Currently a buzz phrase, green economies are those that achieve growth through investments that cut carbon emissions and pollution, in addition to using resources efficiently and protecting the environment for future generations.
To make its case to policymakers, the Green Economy Africa Synthesis Report offers staggering numbers obtained from its findings across 10 African countries, with the region, perhaps of necessity, identified as among the global front runners in leading the transition to green economies.
“Enormous sustainable, renewable, and untapped resources exist on this continent. Africa receives 325 days per year of sunlight and is using less than 7% of its hydroelectric potential, and less than 2% of its geothermal capacity,” UNEP executive director Achim Steiner said.

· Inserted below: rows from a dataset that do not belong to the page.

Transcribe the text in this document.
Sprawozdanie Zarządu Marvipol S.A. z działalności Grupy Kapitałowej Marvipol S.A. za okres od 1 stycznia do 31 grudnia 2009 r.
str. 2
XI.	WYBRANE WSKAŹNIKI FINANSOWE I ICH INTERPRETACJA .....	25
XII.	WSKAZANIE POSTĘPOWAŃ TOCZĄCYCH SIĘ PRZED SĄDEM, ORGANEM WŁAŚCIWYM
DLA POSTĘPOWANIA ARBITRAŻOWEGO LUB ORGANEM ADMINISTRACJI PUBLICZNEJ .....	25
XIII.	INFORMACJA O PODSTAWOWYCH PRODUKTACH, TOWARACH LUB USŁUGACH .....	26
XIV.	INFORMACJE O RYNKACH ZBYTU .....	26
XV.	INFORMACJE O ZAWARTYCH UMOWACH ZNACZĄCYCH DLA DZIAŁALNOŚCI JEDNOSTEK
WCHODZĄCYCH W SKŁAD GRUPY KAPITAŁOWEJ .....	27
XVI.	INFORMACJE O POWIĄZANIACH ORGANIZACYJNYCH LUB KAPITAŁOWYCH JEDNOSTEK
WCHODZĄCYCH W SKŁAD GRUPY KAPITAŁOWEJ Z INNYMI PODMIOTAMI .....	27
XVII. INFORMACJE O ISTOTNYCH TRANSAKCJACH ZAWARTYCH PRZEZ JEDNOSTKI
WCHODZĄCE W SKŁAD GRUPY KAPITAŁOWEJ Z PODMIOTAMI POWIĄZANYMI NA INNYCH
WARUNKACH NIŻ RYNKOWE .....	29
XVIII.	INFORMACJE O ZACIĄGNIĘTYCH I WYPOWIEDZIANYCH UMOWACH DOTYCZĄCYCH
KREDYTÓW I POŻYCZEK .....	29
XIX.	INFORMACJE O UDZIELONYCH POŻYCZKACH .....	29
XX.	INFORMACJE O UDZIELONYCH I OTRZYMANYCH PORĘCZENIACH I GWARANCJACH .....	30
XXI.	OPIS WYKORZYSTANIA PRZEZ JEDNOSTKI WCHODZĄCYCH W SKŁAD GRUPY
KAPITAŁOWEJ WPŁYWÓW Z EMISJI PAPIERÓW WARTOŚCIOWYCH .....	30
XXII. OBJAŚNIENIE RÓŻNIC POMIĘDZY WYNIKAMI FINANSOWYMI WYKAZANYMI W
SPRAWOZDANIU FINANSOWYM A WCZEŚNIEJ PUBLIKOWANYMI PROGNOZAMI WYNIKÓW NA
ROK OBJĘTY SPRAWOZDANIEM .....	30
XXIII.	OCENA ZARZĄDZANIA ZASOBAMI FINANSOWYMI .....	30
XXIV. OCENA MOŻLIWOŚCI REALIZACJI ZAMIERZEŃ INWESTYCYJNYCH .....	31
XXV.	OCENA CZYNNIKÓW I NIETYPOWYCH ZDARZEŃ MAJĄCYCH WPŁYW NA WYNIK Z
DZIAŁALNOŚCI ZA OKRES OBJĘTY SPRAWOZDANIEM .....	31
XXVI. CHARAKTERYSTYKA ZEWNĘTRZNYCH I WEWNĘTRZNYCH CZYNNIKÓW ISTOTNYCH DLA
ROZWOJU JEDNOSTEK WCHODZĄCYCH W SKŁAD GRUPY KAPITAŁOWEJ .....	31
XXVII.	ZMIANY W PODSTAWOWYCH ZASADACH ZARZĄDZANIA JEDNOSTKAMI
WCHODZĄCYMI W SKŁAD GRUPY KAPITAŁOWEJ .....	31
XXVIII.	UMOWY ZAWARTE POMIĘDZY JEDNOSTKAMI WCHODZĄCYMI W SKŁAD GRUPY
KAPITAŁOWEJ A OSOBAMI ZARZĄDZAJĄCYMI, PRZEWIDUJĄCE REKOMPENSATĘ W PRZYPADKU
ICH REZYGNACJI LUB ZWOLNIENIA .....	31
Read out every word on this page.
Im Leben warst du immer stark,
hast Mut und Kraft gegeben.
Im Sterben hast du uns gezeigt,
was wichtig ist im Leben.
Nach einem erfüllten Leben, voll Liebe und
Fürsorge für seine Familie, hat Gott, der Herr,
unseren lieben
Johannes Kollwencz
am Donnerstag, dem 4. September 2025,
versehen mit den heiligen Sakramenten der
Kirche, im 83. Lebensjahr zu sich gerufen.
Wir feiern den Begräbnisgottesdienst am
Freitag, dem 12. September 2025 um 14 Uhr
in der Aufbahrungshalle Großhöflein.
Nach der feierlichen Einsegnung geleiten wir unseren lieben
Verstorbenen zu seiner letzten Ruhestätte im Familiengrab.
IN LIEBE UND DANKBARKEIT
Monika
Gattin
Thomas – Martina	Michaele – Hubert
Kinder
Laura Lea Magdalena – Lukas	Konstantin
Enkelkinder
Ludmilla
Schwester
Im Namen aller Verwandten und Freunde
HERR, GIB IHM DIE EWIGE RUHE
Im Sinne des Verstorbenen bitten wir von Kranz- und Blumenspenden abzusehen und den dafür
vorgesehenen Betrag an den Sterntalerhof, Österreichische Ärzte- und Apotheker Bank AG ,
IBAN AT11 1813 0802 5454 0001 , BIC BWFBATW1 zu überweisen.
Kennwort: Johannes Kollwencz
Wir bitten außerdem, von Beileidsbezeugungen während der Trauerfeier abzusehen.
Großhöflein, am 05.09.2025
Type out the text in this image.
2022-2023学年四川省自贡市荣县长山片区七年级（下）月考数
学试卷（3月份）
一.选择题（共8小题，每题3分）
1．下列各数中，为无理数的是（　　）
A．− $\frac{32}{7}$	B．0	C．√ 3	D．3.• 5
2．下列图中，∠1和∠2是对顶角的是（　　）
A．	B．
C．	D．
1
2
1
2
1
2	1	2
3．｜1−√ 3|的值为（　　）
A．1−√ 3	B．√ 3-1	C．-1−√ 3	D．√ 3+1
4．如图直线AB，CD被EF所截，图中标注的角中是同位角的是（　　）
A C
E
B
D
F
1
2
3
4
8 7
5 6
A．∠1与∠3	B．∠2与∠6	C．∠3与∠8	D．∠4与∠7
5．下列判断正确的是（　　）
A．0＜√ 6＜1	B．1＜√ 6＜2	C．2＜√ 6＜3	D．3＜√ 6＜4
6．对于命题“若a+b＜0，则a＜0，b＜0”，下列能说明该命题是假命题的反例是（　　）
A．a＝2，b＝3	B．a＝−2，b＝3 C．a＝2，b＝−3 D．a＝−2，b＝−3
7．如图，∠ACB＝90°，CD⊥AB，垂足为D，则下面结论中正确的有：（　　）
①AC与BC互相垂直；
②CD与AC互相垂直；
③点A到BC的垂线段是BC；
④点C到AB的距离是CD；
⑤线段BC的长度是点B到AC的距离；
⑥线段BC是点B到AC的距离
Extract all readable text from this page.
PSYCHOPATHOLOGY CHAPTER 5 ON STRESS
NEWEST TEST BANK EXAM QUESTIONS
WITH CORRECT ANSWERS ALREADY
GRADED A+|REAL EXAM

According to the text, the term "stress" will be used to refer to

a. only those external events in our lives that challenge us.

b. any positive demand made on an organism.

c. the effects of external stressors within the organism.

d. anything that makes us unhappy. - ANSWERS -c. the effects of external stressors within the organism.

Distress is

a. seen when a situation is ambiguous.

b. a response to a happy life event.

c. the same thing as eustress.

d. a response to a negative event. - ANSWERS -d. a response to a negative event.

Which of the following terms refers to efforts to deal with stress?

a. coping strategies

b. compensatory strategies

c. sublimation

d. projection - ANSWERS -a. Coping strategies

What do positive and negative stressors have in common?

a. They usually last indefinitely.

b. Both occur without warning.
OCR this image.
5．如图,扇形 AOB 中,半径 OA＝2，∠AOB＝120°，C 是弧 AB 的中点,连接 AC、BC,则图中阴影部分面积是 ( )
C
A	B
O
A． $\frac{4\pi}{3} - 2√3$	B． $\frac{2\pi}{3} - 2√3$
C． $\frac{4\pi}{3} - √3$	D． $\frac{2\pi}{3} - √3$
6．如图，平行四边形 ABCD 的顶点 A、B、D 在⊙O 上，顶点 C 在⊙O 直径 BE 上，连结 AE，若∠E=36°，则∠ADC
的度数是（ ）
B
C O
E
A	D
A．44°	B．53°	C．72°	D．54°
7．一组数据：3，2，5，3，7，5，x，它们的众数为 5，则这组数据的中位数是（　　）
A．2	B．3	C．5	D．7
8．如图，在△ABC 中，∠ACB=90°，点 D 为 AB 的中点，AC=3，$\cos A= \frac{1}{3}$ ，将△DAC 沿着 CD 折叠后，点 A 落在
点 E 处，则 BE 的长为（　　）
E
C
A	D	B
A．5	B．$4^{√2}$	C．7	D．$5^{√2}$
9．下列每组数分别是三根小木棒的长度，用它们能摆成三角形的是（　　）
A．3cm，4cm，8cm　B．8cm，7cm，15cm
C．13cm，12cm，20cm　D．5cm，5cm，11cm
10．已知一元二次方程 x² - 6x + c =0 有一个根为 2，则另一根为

Mail and Guardian Africa picked out eight examples of other such staggering numbers from the report:
1: Under green investment scenarios, the national real GDP in fast-growing Kenya would increase by an estimated 12% by 2030. This would lead to an additional 3.1 million people being lifted out of poverty. One small solar LED lamp could for example save a Kenyan family more than $1 a week, in a country where an average 13% of income is spent on kerosene.
2: Investments in expanding solar and wind capacity in Senegal would by 2035 create up to 30,000 additional jobs. This would cut greenhouse gas emissions by 9%, or about 27 million tonnes, helping the country realise its undoubted potential.
3: South Africa, which has been battling a water crisis, could save billions of tonnes of water if it makes further investments in natural resource management, especially land restoration. This could create up to 737,000 new jobs, helping alleviate a persistent unemployment headache in Africa’s richest economy. Making energy efficient improvements could further reduce electricity demand by 5% in 2030.
4: Renewable energy investment scenarios in Burkina Faso, which is in the throes of Sahel region desertification, could save up to 100,000 hectares of forest area by 2050, reducing carbon dioxide by 16,000 tonnes. If the country invests further in green electricity generation, it could see this category rise from 20% in 2012 to 60% in 2050.
5: Struggling Egypt could save 30% of its energy consumption if it used efficiency measures. The North African country currently consumes 33 billon KW. And just replacing faulty farm pipelines and introducing drip irrigation could save up to 40% water losses, as it frets over downstream use of its lifeline Nile River.
6: In power-choked but quick-growing Rwanda, expanding its grid-connected renewable energy supply could replace its emergency diesel generators, in place since 2004. The country has an installed off-grid hydro capacity of just 1.54 MW, showing just how power deficit economically cripples countries, from Rwanda to South Africa
7: In Mauritius, a green economy scenario results in over 25% more employment that in a conventional growth scenario. Green sectors tend to be more labour intensive than resource intensive, hence creating space for new jobs in a continent where 11 million African join the labour market every year.
8: In Africa, where agriculture accounts for 32% of its GDP and supports the livelihoods of 80% of its population, investments in green practices such as organic agriculture could provide a cash boom. Uganda for example increased its certified organic exports from $3.7 million in 2004 to $22.8 million four years later. The global market for organic foods and beverages is expected to grow to $105 billion by 2015, from $62.9 billion in 2011.